Step 1: Start Mac Terminal.

Start up the Terminal application on your Mac using your preferred method.

Step 2: Run the command to deactivate remote management.

You will run the kickstart command with the -deactivate and -stop parameters. The command shown below is run as one line. You can type it in or copy and paste it from the text below. Once you have it on your screen, hit the return key.

sudo /System/Library/CoreServices/RemoteManagement/ -deactivate -stop

Step 3: Enter your password.

As shown above, you will enter your password. This is the password you use to log in to your Mac. The account you log in with should be an administrator account. Hit return once you have entered the password.

Once the steps are complete, your remote management will be disabled and will not start back up when you reboot your Mac. 

Steps to Enable Remote Management in Mac Terminal

Remote management of your Mac can be a handy tool, and while you may want to keep it disabled for security reasons, there are occasions when you may want to turn it on. Turning it on with Mac Terminal can be just as easy as it was to turn it off. Just follow the steps below.

Step 1: Start Mac Terminal.

Start up the Terminal application on your Mac using your preferred method.

Step 2: Run the command to activate remote management.

Here you will run the kickstart command with the -activate parameter. The command shown below is run as one line. You can type it in or copy and paste it from the text below. Once you have it on your screen, hit the return key.

sudo /System/Library/CoreServices/RemoteManagement/ -activate

Step 3: Enter your password.

As shown above, you will enter your password. This is the password you use to log in to your Mac. The account you log in with should be an administrator account. Hit return once you have entered the password.

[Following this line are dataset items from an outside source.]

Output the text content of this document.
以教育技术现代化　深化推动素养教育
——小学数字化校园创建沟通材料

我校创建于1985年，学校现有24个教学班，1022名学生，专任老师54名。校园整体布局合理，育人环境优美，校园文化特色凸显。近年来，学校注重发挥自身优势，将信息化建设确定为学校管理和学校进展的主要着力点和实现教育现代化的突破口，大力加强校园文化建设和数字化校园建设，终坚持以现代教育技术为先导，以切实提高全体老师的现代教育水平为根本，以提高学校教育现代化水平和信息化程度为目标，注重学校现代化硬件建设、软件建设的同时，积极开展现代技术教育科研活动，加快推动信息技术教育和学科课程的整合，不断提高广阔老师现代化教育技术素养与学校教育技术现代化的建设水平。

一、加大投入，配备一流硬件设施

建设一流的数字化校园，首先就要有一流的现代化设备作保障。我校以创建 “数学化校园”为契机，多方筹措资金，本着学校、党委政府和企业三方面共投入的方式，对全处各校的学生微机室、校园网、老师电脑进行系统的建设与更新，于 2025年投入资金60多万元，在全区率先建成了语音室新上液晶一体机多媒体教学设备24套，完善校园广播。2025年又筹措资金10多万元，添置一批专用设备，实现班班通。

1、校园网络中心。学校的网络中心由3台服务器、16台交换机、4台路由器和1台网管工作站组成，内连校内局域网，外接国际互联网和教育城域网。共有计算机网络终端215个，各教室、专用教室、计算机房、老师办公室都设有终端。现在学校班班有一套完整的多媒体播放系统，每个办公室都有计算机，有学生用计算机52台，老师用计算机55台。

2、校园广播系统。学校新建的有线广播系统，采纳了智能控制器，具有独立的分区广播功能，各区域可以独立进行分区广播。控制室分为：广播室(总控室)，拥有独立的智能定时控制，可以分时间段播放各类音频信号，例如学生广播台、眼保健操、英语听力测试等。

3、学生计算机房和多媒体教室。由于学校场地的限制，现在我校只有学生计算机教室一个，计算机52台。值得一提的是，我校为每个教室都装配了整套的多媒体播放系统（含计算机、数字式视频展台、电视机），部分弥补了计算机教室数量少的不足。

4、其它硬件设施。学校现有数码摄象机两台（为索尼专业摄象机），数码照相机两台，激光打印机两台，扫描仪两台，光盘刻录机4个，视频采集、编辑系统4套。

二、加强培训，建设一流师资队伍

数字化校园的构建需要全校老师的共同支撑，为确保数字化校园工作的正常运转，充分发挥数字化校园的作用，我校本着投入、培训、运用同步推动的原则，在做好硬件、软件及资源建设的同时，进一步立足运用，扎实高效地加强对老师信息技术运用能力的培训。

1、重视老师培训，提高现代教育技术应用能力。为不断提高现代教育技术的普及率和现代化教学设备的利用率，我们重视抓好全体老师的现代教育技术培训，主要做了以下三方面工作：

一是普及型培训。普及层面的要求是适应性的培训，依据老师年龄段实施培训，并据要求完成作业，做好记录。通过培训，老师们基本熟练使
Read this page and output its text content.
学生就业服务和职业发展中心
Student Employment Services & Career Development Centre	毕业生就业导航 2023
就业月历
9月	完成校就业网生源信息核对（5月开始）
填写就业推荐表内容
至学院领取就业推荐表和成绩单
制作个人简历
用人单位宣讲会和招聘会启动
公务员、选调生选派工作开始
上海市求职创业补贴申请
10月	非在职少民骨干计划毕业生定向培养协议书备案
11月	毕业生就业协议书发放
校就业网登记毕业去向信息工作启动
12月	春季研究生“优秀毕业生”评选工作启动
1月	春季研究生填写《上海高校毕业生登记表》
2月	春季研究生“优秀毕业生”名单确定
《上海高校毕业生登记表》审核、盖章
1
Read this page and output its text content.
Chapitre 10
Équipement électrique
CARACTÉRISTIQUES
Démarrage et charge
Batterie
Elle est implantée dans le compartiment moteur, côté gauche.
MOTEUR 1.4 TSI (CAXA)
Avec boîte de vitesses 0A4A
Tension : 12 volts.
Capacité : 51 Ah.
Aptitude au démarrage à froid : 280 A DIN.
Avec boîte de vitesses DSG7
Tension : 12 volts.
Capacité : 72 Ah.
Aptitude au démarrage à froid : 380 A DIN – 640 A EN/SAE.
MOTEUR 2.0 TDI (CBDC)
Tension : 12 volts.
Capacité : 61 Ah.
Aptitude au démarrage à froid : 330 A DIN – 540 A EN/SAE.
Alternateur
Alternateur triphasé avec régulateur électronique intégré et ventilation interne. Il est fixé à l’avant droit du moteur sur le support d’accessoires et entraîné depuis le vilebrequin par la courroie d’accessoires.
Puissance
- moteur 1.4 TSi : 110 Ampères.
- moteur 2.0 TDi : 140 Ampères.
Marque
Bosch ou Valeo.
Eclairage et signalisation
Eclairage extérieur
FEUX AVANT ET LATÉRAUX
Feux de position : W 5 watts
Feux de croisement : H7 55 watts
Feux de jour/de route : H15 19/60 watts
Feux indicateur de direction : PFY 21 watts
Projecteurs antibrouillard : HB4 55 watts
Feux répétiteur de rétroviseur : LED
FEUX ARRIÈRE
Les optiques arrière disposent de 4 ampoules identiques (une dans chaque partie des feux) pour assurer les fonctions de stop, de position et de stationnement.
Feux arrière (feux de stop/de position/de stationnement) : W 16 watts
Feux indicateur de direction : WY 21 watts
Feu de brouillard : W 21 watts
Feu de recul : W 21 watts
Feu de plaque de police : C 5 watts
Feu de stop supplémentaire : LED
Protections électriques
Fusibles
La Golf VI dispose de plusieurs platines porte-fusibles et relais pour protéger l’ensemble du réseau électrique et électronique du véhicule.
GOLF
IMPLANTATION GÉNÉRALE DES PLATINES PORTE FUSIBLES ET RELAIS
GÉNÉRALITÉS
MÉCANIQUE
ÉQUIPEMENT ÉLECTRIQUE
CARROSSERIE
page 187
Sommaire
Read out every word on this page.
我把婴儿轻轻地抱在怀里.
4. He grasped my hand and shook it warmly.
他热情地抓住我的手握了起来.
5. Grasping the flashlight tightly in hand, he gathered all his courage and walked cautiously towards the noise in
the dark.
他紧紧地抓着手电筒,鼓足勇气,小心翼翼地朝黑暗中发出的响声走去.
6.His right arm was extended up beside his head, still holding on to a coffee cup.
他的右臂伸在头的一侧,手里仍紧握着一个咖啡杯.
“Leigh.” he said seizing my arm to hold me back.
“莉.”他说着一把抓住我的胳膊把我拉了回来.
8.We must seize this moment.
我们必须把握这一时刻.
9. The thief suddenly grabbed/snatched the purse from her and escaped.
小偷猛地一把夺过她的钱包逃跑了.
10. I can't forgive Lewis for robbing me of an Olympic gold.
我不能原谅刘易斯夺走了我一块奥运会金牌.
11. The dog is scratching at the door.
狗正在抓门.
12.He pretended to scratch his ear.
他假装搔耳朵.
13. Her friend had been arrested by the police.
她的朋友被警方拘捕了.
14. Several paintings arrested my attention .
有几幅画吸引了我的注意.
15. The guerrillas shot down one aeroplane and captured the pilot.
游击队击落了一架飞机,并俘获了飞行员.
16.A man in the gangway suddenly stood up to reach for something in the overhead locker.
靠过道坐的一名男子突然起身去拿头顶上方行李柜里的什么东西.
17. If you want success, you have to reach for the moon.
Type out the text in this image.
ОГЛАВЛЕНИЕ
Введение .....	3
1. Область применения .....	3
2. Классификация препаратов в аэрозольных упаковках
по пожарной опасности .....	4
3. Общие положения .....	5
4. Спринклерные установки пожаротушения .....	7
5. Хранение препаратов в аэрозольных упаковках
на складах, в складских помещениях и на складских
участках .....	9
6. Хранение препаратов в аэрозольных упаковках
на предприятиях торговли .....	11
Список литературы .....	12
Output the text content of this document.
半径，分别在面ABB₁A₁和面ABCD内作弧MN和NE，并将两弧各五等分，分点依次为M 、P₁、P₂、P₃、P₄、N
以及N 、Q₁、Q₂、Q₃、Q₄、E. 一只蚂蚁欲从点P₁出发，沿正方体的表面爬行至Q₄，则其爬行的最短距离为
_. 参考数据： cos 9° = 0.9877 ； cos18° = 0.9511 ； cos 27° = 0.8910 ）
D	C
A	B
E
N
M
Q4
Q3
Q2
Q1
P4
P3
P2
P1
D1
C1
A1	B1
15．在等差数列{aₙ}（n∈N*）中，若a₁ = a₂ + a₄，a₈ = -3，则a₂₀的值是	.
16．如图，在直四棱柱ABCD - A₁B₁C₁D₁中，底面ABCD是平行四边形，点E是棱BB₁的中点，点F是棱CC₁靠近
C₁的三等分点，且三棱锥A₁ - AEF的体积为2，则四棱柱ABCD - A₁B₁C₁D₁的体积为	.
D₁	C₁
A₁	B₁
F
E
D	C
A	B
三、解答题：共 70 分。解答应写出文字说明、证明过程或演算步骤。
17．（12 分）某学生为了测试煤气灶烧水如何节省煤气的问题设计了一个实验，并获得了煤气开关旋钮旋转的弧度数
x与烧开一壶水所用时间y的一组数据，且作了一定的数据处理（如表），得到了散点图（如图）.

Remote management will now be turned on. Remember that this will now be on all the time and will even start back up if you reboot your computer. If you wish to keep it off for security reasons, use the steps in the previous section above to disable it once you have completed whatever tasks you need to turn it on for.

Not Comfortable with Mac Terminal

Using Mac Terminal to disable or enable remote management is an excellent method. You can do it quickly and easily with one command, and if you need to automate the process for any reason, you can even put the commands into a script or schedule them in a cron job.

Not everyone is comfortable using Mac Terminal, and I understand that. There’s nothing wrong with it, and there is a way to disable and enable remote management from your desktop settings. This method is relatively easy, and if you want to know how to do it, check out the steps below.

Step 1: Open System Settings.

Click on the Apple symbol in the upper left corner of the screen and then click on System Settings.

Step 2: Select the General section in System Settings.

Click on the General section on the left side of the System Settings window.

Step 3: Find the Remote Management setting.

Look for the Remote Management setting on the right side of the window.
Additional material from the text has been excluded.